When Phyllis Schlafly fought valiantly to prevent the Equal Rights Amendment from being passed in the late 1970s, she had one major winning argument on her side.
The wording of the amendment — “Equality of rights under the law shall not be denied or abridged by the United States or by any State on account of sex” — virtually guaranteed that women would be subject to being drafted for military service, just like men were.
In a country still smarting from the often-unfair federal draft enacted during the Vietnam War, this argument appealed to hearts and minds equally. Schlafly’s minimally funded efforts proved effective.
After being on the verge of ratification by 36 states, the requirement for passage of an amendment, state after state began voting “no,” with several states rescinding their ratification. Even when Congress illegally extended the ratification period by three years, sentiment against the ERA had so turned that not a single state voted to adopt it.
In 1981, the Supreme Court further ruled in Rostker v. Goldberg that women could not register for the draft. According to Elaine Donnelly of the Center for Military Readiness (emphasis mine):
Young women’s exemption from Selective Service registration is directly tied to their non-eligibility for “tip of the spear” ground combat units that attack the enemy. In the 1981 decision Rostker v. Goldberg , the Supreme Court found that the only legitimate purpose justifying registering or drafting anyone is the need for “combat replacements” in a major war. The court upheld Congress’s right to register men only because women were not eligible for direct ground combat assignments.
Last week, this barrier to women in front-line military positions was swept away. The president, under his hat of commander-in-chief, announced that — despite the findings by a U.S. Marine Corps study that sexually integrated combat units were significantly less effective than male-only combat units, and despite the vociferous objections by military members of all ranks — women would be permitted to serve in any combat position they were capable of filling.
Never mind the clear evidence that when women enter military positions they are held to lower physical standards than men. Never mind the amount of retrofitting to submarines, tanks, and other heavy equipment that will be necessary to allow a female to serve on them. Never mind the — gulp — hygiene issues, the sexual problems, the social problems.

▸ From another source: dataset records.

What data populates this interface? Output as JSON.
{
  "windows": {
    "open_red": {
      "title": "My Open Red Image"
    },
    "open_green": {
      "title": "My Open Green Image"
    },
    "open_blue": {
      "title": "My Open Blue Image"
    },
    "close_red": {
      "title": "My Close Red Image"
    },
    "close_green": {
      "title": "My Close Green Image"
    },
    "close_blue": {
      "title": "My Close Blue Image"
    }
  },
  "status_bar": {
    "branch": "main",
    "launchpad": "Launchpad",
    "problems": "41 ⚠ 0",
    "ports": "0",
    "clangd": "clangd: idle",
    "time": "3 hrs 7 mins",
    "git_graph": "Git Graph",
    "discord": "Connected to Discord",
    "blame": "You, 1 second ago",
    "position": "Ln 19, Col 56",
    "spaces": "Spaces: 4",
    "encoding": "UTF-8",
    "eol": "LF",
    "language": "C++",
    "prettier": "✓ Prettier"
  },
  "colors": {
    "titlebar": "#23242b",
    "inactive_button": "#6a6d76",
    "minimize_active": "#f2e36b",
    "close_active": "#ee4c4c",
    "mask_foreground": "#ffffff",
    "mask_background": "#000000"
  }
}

Of course, Press Secretary Josh Earnest says that the administration is “considering” the ramifications of their unilateral administrative decision to allow women to serve in these positions. But the reporter who asked that question failed to raise a pivotal issue: On Tuesday, December 8, the famously liberal Ninth Circuit Court of Appeals will be hearing National Coalition For Men vs. the Selective Service System.
In a nutshell, this case seeks to force women to register for the draft.
While Congress passed the original Selective Service Act in 1917, the power to draft was ceded to the president. The current appointee to the directorship of the Selective Service System owes his position to President Obama.
Do you really think that, in light of this eleventh-hour decision by the administration, the Selective Service will appeal a decision by the Ninth Circuit in favor of the National Coalition For Men?
Look at your daughter — think about her being conscripted to fight ISIS on the front lines in the war that is surely coming. When it happens, you know whom to thank.